5.5. O Direito pode excepcionar o critério de Pareto
Causará estranheza ao economista a ideia de que contratos prévia e
voluntariamente acordados possam ser revisados pelo Poder Judiciário. A teoria
econômica dos contratos, nos lembra a conhecida sistematização de Cooter e Ulen (2004,
p. 8), dirá que a eficiência econômica exige que se faça cumprir uma promessa se tanto o
promitente quanto o promissário quiserem sua exigibilidade quando ela foi feita. Quando
um acordo pode ser descumprido ex post, limita-se coordenação privada ex ante, reduz-se
a fronteira de possiblidades de produção, cria-se um peso morto, e assim por diante. Tudo
isso, aliás, deveria ser perfeitamente intuitivo, e pode ser demonstrado com a teoria dos
jogos mais elementar.
Chegamos então à maior dificuldade do pensar em Direito e Economia: os
critérios normativos da Economia e do Direito podem não coincidir. O critério normativo
da economia é o custo e seu horizonte, portanto, é o da eficiência; o direito, por outro
lado, ocupa-se de distinguir o legal do ilegal, mas o faz com base em critérios normativos
bastante diversos (Katz, 2006; Salama, 2009). É bem verdade que há superposições entre
as lentes de análise: há algo de injusto no desperdício, e o desperdício não é senão a
ausência de eficiência. Por isso, muito do que é ineficiente é, também, tratado
juridicamente como ilegal. Só que nem sempre é desse modo, porque em alguns casos o
direito pode permitir o desperdício – a ineficiência – em nome da defesa de algum outro
valor.
A implicação aqui é clara: é no mínimo ingênuo acreditar que um Judiciário
independente, em qualquer lugar do mundo, possa estar comprometido com a força
obrigatória dos contratos (e o princípio de Pareto) em absolutamente todos os casos.

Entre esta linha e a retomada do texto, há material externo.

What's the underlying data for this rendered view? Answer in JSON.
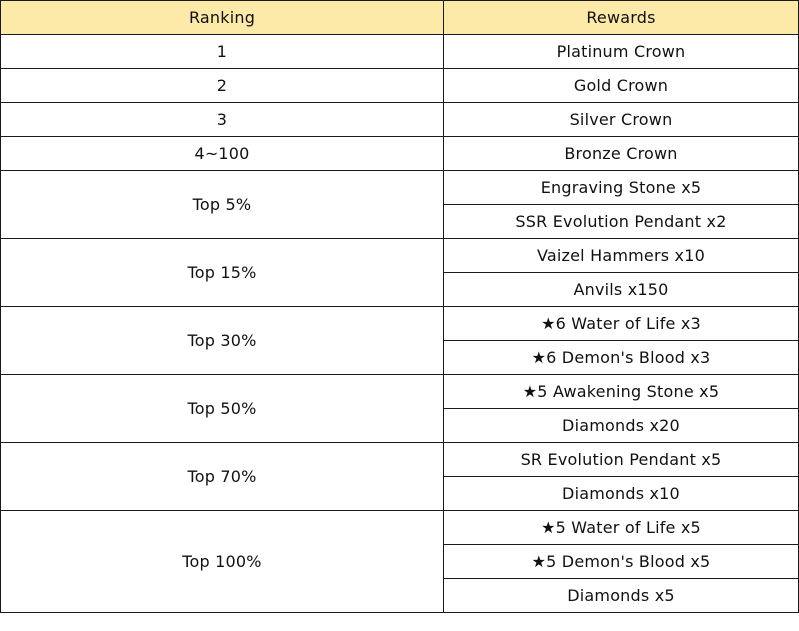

Contratos de escravidão, de prestação de serviços sexuais, as loterias de órgãos, dentre
muitos outros, serão ilegais ainda que realizados voluntariamente, por partes capazes,
perfeitamente informadas e sem gerar consequências negativas para terceiros. No fundo,
o que está por trás da hipótese de causalidade reversa aqui formulada é que contratos com
juros muito elevados talvez caiam também nessa circunstância de ilegalidade mesmo
quando a precificação for justificável do ponto de vista da relação risco-retorno do
negócio.
6. CONCLUSÃO
O sistema jurídico faz parte do conjunto de mecanismos institucionais que
implementam as políticas de crédito. Este sistema jurídico está baseado em critérios que
englobam, mas não se limitam, ao princípio de eficiência Paretiana. Isso quer dizer que
nem sempre o que é combinado voluntariamente será exigível judicialmente. À luz da
literatura existente e do levantamento empírico realizado, é plausível supor que o Poder
Judiciário esteja tanto mais propenso a rejeitar a taxa de juros pactuada nos contratos
quanto mais elevado for o nível dessa taxa de juros.